Laporan Wartawan Tribunnews.com, Chaerul Umam
TRIBUNNEWS.COM, JAKARTA - Wakil Ketua Komisi II DPR RI Saan Mustopa menilai pentingnya pembentukan pengadilan khusus Pemilu.
Menurutnya, hal tersebut sudah menjadi wacana sejak lama dan hingga kini belum terealisasi.
Dalam revisi UU Pemilu yang kini bergulir di Komisi II DPR, perdebatan mengenai pembentukan pengadilan khusus Pemilu juga menguat selain perdebatan isu klasik, misalnya parliamentary threshold atau pun sistem pemilu tertutup dan terbuka.
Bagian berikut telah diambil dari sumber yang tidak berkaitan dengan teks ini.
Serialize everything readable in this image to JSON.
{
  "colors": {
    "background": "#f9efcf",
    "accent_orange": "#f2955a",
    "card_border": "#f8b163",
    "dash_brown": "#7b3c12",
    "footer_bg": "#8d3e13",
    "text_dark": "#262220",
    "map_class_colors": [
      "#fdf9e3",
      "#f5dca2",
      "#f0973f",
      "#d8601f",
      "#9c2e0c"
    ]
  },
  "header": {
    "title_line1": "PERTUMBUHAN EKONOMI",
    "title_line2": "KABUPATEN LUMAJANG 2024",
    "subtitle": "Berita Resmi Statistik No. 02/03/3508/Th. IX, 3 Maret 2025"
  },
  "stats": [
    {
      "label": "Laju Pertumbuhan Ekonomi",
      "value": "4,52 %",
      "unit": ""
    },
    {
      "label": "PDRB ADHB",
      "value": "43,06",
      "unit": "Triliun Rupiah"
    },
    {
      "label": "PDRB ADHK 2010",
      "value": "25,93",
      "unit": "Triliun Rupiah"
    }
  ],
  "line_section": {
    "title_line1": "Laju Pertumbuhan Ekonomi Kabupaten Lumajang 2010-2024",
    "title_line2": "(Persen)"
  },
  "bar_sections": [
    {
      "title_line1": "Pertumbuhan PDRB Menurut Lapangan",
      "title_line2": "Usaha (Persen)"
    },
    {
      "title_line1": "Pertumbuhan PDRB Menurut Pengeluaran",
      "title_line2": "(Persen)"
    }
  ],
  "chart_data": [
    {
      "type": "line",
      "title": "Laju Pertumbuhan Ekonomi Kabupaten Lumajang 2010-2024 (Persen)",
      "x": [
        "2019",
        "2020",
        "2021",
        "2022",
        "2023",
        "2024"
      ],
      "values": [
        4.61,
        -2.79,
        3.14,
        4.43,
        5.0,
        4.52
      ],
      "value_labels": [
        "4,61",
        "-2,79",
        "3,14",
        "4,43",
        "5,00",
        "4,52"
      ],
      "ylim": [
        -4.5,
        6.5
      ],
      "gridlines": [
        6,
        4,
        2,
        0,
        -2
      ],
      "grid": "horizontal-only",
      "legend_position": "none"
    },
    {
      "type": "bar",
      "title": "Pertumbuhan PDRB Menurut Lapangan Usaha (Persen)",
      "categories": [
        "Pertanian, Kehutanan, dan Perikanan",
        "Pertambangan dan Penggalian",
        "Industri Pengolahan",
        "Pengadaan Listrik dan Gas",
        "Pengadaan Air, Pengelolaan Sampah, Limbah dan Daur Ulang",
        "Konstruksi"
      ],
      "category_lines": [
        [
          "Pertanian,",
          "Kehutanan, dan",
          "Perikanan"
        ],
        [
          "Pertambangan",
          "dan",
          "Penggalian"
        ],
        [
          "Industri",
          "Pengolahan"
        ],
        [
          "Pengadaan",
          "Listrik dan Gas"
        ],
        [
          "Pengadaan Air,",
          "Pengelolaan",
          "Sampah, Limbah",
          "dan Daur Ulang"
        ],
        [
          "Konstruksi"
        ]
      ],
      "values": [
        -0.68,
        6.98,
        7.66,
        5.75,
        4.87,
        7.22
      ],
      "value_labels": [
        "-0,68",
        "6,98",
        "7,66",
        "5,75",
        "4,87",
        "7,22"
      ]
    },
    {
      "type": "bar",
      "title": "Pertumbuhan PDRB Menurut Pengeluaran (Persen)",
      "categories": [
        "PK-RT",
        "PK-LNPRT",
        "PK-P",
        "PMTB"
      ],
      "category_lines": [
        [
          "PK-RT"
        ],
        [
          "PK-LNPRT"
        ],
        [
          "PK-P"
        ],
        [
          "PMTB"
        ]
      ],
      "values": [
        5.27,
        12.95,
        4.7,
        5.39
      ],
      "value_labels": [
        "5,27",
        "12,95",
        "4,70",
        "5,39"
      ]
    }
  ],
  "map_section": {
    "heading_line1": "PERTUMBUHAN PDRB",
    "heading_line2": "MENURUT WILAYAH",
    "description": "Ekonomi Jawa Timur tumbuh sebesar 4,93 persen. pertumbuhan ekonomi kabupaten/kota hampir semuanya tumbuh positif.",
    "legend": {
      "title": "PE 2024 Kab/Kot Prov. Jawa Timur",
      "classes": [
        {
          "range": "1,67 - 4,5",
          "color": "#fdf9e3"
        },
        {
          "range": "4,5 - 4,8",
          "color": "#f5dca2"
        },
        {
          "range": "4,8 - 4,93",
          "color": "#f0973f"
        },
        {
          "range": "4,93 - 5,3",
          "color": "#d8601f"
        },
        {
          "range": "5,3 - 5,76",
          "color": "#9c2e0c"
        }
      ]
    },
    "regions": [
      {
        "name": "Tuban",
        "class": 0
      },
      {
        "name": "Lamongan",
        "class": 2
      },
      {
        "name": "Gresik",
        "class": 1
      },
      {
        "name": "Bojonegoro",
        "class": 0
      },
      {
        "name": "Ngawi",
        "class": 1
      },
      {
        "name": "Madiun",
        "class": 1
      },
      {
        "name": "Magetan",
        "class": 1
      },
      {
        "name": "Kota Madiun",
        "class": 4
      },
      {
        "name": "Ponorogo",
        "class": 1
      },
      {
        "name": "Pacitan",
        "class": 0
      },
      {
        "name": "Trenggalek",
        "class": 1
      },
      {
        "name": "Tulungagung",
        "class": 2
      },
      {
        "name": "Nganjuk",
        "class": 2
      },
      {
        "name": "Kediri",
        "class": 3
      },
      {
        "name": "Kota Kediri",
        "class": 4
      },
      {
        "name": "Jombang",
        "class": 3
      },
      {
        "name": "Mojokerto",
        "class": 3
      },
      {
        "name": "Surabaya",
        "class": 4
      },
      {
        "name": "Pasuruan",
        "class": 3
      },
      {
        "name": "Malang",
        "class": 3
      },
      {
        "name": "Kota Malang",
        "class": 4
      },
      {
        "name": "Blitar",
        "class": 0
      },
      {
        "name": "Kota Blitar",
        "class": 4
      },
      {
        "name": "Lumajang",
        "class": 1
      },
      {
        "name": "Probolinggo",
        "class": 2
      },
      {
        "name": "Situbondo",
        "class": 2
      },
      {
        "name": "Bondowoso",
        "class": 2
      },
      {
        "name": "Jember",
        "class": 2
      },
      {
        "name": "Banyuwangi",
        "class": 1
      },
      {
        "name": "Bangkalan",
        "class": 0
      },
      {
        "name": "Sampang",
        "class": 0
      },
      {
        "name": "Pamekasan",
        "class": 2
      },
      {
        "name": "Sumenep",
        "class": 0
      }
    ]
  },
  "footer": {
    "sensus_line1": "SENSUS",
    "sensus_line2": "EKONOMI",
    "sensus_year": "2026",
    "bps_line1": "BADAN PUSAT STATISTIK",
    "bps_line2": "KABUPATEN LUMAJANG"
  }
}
Baca: Soal Revisi UU Pemilu, Siti Zuhro Ingatkan Pengalaman Buruk Pemilu 2019
Hal itu dikatakan Saan dalam webinar bertajuk 'Menakar Urgensi Pengadilan Khusus Pemilu' yang digelar Perludem, Minggu (2/8/2020).
"Ini sudah menjadi wacana yang lama, mungkin juga untuk pemilu 2009 wacana tentang peradilan khusus pemilu ini sudah menjadi wacana dan bahasan," kata Saan.
"Nah untuk pemilu yang akan datang tentu ini juga harus menjadi salah satu isu yang konsen untuk kita masukkan dalam draf RUU pemilu yang akan dibahas di DPR," imbuhnya.
Baca: Ki Gendeng Pamungkas: UU Pemilu Memunculkan Istilah Cebong dan Kampret
Menurut politikus senior Partai NasDem ini, ada tiga alasan mengapa perlu dibentuk pengadilan khusus pemilu.
Pertama, agar tidak ada kewenangan berlebih di satu lembaga yang berperan dalam proses pemilu.
"Misalnya dalam konteks hari ini, terkait dimulai dari tahapan proses dan sebagainya kecuali perselisihan hasil pemilu ada di Mahkamah Konstitusi, kewenangan Bawaslu hari ini itu kalau misalnya dianalogikan dia polisi, jaksa dan dia hakim," kata Saan.
"Bagi saya pribadi, ketika kewenangan itu menumpuk di satu lembaga dari hulu sampai hilir, teruatama dari proses pengawasan terus juga penindakan, pelanggaran sampai judikasi ini dampak sisi negatif mungkin jauh lebih besar dalam konteks Pemilu ke depan dalam soal keadilan pemilu yang ingin coba kita dapatkan," lanjut Saan.
Baca: Perludem: Putusan MA Soal PAW Harun Masiku Bertentangan dengan UU Pemilu
Kedua, terkait dengan soal sengketa hasil pemilu, dalam satu waktu itu bisa menumpuk di Mahkamah Konstitusi.
"Kita bisa bayangkan dengan MK hakimnya ada sembilan tapi dia menangani seluruh sengketa hasil pemilu dari mulai DPRD kabupaten/kota, DPRD provinsi, DPR RI bahkan sampai ke pilpres," ujarnya.
Ketiga, terkait tumpang tindih keputusan.
Ia mencotohkan ketika ada perselisihan hasil pemilu yang sebenarnya di MK sudah putus, tapi kan dari sisi-sisi lain masih ada celah hukum yang bisa digugat di MA, misal celah dari PKPU.
"Nah hal-hal sepeti ini tentu argumentasi kenapa peradilan pemilu ini penting," katanya.